Personal information
- Date of birth: 3 June 2005 (age 21)
- Place of birth: Inverness, Scotland
- Position: Defender

Team information
- Current team: Formartine United

Youth career
- 2013–2022: Inverness Caledonian Thistle

Senior career*
- Years: Team / Apps / (Gls)
- 2022–2026: Inverness Caledonian Thistle / 19 / (0)
- 2023: → Nairn County (loan) / 8 / (1)
- 2023–2024: → Brora Rangers (loan) / 6 / (0)
- 2024: → Nairn County (loan)
- 2025–2026: → Brora Rangers (loan) / 1 / (0)
- 2026: → Forfar Athletic (loan) / 7 / (0)
- 2026–: Formartine United / 0 / (0)

= Matthew Strachan (footballer) =

Scottish footballer (born 2005)

Matthew Strachan (born 3 June 2005) is a Scottish professional footballer who plays as a defender for Highland League side, Formartine United.

== Club career ==
Strachan made his professional debut in a 1–0 home loss to Hamilton Academical coming on as a substitute in injury time for Max Ram on 18 October 2022.
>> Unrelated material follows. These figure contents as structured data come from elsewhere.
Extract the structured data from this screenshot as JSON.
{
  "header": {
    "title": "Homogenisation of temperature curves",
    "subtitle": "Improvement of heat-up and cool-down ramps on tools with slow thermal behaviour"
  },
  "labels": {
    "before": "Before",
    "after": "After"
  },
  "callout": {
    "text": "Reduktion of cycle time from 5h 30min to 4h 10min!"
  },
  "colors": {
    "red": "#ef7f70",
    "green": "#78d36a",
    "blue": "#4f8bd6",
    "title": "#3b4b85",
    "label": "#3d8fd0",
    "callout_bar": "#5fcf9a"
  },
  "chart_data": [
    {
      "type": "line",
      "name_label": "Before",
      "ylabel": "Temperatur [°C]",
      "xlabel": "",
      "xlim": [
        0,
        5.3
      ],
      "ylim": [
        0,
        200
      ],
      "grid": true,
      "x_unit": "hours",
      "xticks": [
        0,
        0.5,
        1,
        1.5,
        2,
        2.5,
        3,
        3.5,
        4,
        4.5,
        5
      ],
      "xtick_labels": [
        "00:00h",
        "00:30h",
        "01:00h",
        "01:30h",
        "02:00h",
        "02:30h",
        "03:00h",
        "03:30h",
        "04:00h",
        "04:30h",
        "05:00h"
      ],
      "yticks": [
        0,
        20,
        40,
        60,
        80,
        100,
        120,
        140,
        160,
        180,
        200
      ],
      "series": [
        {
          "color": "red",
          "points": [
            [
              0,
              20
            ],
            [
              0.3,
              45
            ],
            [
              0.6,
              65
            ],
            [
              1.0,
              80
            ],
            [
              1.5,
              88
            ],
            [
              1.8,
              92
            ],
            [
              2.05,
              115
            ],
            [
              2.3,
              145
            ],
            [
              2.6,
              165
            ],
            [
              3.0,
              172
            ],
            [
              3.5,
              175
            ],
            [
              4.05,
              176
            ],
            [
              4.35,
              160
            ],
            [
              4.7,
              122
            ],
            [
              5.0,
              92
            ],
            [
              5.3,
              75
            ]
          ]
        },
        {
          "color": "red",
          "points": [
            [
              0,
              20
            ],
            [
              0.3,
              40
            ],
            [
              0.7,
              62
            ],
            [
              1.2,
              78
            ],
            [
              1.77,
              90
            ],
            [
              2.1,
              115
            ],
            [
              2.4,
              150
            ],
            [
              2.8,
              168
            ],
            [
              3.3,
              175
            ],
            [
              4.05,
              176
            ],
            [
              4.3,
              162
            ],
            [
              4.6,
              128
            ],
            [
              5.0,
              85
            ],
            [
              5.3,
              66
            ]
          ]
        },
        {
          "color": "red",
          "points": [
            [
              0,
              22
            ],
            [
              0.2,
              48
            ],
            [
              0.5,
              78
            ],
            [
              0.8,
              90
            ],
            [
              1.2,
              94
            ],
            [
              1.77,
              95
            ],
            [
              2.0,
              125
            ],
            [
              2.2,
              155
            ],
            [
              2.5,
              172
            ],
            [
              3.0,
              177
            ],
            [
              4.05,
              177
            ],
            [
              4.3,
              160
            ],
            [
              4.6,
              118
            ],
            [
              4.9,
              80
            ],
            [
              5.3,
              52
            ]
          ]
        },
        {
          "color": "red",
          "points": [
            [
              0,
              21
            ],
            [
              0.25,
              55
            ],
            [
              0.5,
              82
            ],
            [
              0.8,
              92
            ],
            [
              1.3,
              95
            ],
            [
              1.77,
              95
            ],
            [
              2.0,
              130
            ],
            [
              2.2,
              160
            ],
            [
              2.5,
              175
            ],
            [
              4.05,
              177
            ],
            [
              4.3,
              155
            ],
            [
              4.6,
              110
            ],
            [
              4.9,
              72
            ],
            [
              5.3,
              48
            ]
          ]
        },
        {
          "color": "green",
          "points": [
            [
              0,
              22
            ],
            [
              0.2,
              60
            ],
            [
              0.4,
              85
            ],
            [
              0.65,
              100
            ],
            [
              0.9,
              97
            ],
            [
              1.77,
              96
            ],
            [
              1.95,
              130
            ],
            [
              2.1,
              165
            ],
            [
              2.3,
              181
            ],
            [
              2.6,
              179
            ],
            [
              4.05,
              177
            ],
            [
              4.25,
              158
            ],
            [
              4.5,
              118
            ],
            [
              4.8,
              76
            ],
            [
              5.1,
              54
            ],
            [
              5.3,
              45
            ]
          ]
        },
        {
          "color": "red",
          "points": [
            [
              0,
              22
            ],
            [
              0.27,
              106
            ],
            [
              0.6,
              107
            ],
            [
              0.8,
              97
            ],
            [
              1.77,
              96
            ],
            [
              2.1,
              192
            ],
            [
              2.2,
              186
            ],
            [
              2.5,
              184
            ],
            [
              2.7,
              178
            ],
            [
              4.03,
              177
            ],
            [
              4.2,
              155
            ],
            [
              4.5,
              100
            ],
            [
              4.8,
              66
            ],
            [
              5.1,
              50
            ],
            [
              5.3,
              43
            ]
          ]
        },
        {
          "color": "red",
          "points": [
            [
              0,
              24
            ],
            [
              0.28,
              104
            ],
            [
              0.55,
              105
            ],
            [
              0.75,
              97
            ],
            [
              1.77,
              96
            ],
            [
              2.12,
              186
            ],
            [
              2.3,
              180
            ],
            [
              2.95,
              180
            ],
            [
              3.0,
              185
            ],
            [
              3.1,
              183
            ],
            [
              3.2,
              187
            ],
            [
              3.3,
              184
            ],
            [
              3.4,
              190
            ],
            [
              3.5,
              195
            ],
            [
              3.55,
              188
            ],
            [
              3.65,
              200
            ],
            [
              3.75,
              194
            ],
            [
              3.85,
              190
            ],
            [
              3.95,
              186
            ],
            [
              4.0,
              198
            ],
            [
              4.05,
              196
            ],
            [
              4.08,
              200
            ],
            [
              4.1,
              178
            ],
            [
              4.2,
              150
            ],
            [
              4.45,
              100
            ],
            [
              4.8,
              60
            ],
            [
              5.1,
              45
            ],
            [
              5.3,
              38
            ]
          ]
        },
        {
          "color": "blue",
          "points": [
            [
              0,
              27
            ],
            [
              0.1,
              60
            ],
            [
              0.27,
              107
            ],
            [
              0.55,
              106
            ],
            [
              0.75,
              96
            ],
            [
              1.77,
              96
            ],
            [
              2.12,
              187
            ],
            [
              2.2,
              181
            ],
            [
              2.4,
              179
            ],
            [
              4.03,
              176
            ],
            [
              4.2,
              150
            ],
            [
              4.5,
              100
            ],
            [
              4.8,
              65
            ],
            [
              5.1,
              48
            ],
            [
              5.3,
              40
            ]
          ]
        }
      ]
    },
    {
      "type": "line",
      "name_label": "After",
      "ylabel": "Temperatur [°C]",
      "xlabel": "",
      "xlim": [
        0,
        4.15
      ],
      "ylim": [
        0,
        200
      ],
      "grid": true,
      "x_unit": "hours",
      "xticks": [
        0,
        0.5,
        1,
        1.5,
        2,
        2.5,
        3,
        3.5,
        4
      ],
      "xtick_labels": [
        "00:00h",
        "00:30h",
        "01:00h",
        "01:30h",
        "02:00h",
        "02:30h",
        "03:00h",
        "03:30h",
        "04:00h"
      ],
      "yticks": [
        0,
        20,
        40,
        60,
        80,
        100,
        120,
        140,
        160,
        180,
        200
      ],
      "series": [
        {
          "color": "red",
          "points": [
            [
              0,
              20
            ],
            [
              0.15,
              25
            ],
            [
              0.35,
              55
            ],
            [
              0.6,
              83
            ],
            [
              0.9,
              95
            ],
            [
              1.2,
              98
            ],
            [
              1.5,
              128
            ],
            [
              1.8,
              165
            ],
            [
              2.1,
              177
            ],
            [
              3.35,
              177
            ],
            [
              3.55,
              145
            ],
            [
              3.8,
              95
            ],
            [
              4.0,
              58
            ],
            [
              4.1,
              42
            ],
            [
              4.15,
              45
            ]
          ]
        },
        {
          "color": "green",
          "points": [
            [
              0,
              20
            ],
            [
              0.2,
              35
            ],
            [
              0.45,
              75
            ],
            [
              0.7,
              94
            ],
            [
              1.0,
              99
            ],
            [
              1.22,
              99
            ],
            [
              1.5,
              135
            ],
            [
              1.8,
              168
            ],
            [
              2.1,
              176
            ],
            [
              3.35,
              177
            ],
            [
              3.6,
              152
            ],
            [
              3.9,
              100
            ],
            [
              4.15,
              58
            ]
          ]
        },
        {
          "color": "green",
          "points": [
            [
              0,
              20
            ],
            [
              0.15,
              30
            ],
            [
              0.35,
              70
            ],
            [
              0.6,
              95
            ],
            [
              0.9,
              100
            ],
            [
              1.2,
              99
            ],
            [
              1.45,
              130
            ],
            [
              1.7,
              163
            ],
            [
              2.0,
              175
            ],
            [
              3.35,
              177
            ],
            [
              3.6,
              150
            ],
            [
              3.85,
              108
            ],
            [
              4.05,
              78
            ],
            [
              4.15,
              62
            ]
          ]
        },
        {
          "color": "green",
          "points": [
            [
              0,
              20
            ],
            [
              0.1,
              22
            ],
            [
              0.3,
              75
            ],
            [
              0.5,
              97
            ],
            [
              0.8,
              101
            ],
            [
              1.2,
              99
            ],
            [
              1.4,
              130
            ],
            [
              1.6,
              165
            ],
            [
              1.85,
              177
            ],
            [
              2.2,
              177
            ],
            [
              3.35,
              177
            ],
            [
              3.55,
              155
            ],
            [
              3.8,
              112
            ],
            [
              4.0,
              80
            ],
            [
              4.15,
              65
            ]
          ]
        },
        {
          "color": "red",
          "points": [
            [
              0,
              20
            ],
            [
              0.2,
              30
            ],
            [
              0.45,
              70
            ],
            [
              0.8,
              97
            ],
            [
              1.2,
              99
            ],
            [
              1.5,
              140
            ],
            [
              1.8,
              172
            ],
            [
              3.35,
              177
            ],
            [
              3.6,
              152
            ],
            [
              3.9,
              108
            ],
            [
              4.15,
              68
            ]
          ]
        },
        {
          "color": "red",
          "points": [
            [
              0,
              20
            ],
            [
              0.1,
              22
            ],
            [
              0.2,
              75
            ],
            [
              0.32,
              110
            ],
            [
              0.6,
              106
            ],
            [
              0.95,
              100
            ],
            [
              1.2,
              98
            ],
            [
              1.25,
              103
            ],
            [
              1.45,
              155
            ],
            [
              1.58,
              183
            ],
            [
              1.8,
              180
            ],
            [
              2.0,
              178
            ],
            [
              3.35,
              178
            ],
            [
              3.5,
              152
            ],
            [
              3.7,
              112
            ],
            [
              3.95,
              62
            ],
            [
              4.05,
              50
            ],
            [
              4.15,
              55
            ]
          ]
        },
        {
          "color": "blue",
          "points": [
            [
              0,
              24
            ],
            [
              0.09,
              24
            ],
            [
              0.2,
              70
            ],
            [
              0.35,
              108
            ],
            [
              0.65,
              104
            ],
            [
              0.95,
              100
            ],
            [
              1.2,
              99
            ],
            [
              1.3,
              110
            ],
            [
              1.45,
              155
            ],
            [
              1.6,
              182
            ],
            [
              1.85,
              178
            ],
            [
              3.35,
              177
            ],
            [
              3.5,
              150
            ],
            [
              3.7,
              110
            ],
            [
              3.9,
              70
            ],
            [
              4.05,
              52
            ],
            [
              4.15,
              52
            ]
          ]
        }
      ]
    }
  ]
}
In February 2023, Strachan joined Highland League side, Nairn County on loan for the remainder of the 2023–24 season. In August 2023, Strachan moved to fellow Highland League side, Brora Rangers on loan, before being recalled in February 2024, and rejoining Nairn County on loan. On 31 October 2025, Strachan returned to Brora on loan until January 2026.

In February 2026, Strachan went on loan to Scottish League Two side, Forfar Athletic, for the remainder of the season.

On 25 May 2026 it was announced that Strachan was one of 9 players who would be leaving Inverness upon the expiration of his contract.

On 10 July 2026, Strachan joined Highland League side, Formartine United.